# how do you clean out mealworms?



## monkeygirl (Mar 4, 2007)

im trying to bree mealworms and my remaining mealworms STINK!!!! how do i clean them out...can i wash them and dry them on some paper towl or is that just stupid?


----------



## CT1974 (Mar 29, 2007)

I think it might be the substrate they are living in which smells more than they do - it's bound to whiff after a while. Just put them in a new container with new bran etc and they should smell of nothing again before you know it!


----------



## monkeygirl (Mar 4, 2007)

ok, its just thge worms have the stuff stuck to them too as its seemed to of got a bit damp. can i wash the worms or will that kill them?


----------



## CT1974 (Mar 29, 2007)

I'm not sure washing them is the best idea - the other day I thought I'd try and get the vit powder to stick better by wetting the mealies a bit first, and they died very quickly!!!!!!!!!!!

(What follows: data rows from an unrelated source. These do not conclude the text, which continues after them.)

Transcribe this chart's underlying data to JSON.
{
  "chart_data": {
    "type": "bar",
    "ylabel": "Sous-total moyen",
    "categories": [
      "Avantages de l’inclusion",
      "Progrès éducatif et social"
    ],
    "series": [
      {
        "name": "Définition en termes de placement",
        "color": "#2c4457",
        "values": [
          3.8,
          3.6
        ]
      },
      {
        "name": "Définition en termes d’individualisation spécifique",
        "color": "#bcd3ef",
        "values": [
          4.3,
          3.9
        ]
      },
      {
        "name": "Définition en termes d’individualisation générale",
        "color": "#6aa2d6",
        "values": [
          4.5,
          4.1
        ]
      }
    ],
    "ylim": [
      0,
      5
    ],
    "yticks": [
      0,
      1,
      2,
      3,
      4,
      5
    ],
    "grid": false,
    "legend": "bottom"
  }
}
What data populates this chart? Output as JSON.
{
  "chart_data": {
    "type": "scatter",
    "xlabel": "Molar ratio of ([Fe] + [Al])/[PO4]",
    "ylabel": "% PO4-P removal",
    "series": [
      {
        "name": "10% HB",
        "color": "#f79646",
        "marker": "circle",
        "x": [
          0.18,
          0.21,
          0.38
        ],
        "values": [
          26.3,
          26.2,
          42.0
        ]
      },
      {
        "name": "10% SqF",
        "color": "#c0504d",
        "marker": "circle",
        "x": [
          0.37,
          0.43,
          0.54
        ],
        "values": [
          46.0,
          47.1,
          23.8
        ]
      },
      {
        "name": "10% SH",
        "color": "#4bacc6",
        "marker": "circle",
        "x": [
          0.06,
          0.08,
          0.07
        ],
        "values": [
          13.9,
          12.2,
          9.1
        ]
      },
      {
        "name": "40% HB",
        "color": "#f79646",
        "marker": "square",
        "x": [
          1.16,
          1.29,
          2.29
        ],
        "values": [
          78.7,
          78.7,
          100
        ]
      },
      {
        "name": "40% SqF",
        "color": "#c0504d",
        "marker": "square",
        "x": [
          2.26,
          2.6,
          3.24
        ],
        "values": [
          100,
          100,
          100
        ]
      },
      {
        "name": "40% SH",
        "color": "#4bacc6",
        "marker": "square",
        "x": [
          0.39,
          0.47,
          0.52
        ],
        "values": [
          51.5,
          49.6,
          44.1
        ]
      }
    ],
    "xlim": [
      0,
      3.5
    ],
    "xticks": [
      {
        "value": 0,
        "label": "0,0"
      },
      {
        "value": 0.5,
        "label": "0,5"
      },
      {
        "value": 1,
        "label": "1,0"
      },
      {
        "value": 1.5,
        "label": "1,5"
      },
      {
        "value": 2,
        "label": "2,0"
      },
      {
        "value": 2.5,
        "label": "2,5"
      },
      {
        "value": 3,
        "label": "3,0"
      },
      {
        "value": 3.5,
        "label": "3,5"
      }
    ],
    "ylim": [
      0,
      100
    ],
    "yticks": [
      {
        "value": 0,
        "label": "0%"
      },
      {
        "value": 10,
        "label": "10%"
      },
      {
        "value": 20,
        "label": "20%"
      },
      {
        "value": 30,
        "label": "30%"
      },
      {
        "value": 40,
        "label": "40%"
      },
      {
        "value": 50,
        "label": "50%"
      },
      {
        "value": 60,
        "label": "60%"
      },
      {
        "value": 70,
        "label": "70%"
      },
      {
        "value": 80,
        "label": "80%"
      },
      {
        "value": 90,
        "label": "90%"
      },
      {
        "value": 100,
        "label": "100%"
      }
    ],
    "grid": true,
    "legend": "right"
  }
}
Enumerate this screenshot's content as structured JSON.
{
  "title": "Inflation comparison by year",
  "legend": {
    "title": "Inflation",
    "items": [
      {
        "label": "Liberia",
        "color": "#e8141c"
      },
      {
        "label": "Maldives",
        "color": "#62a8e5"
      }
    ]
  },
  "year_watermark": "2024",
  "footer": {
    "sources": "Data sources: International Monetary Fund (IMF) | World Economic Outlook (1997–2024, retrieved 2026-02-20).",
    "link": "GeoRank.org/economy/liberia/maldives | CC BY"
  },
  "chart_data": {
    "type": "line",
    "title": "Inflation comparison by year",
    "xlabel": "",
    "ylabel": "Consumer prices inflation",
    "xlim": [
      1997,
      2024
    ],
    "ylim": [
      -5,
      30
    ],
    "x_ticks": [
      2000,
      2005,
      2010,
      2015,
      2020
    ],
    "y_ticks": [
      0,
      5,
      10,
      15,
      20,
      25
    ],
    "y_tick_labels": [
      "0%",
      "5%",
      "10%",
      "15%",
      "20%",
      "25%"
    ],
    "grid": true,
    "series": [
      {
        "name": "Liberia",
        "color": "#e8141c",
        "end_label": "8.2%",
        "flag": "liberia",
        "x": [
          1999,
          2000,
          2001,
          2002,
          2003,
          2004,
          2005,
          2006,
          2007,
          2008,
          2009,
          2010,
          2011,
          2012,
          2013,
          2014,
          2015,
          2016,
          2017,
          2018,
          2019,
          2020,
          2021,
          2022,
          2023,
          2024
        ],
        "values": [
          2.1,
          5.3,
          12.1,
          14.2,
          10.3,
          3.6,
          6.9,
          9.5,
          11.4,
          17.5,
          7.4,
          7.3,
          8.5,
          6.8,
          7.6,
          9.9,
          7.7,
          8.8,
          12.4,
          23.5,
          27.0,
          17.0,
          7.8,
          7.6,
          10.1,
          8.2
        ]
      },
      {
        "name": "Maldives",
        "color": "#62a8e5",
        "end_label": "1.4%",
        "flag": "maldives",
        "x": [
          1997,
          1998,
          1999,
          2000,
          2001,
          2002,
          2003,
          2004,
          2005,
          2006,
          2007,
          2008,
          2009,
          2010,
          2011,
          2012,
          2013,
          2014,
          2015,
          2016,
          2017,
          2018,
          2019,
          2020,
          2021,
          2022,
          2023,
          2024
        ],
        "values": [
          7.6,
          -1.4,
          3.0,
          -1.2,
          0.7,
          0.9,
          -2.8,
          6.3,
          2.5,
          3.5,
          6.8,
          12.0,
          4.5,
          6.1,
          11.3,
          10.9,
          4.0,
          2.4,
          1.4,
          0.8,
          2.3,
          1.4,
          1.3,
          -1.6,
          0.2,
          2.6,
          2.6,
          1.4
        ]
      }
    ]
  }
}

Maybe the stuff that is stuck to them will come off if they are in new bran and when they shed next time??


----------



## darkdan99 (Dec 28, 2006)

sive them!

You can rinse them under running warm (baby warm) water, but remember to dry them with kitchen towl after. 

The "substrate" is 9 times out of 10 a sand like thing, that binds easily when wet. 

This in fact is mealworm POO:

Dan


----------



## monkeygirl (Mar 4, 2007)

mmmm, lovely, ok, i need to go buy a sieve now and that will be my mission later today


----------



## Evolution (May 22, 2007)

you can sieve them out of the sustrate, the poo will fall through.


----------



## DeanThorpe (Apr 9, 2006)

lol....
OR
just get a sheet of newspaper and tip contents onto it.
put new substrate in a container.
pick worms out of bundle and put in the new container with the clean substrate in.
there shouldnt be anything stuck to the worms themselves... if so then u have it way too damp... what are u doin to wet the substrate so much?


----------



## monkeygirl (Mar 4, 2007)

i havent done anything to wet it, it just got condensation on the sides alot, i dont know why, i wipe it off but it always come back and i dont put the lid on the box i just rest it on top so i dont know why that happens


----------



## DeanThorpe (Apr 9, 2006)

ah ok, what do u use as substrate? it might be that whatever u put in there for moisture is in direct contact with the substrate and is a little bit juicy...dont use cucumber or tomatoes for this reason.


----------



## monkeygirl (Mar 4, 2007)

i use bug grub for substrate and i give them bits of carrot, potato and sometimes pepper


----------



## DeanThorpe (Apr 9, 2006)

hmm ok.. i dunno then, maybe smaller pieces of veg at once..what they will get through in half a day for instance.
or place it on a bit of paper in the tub instead of directly on the bug grub.

Good luck.


----------



## monkeygirl (Mar 4, 2007)

cool, ill try that.


----------



## CT1974 (Mar 29, 2007)

I put my little bits of veg on the lids of the tubs that waxworms come in and place it in the corner - seems to stop the substrate getting damp, and makes it easier to remove the old stuff each day.


----------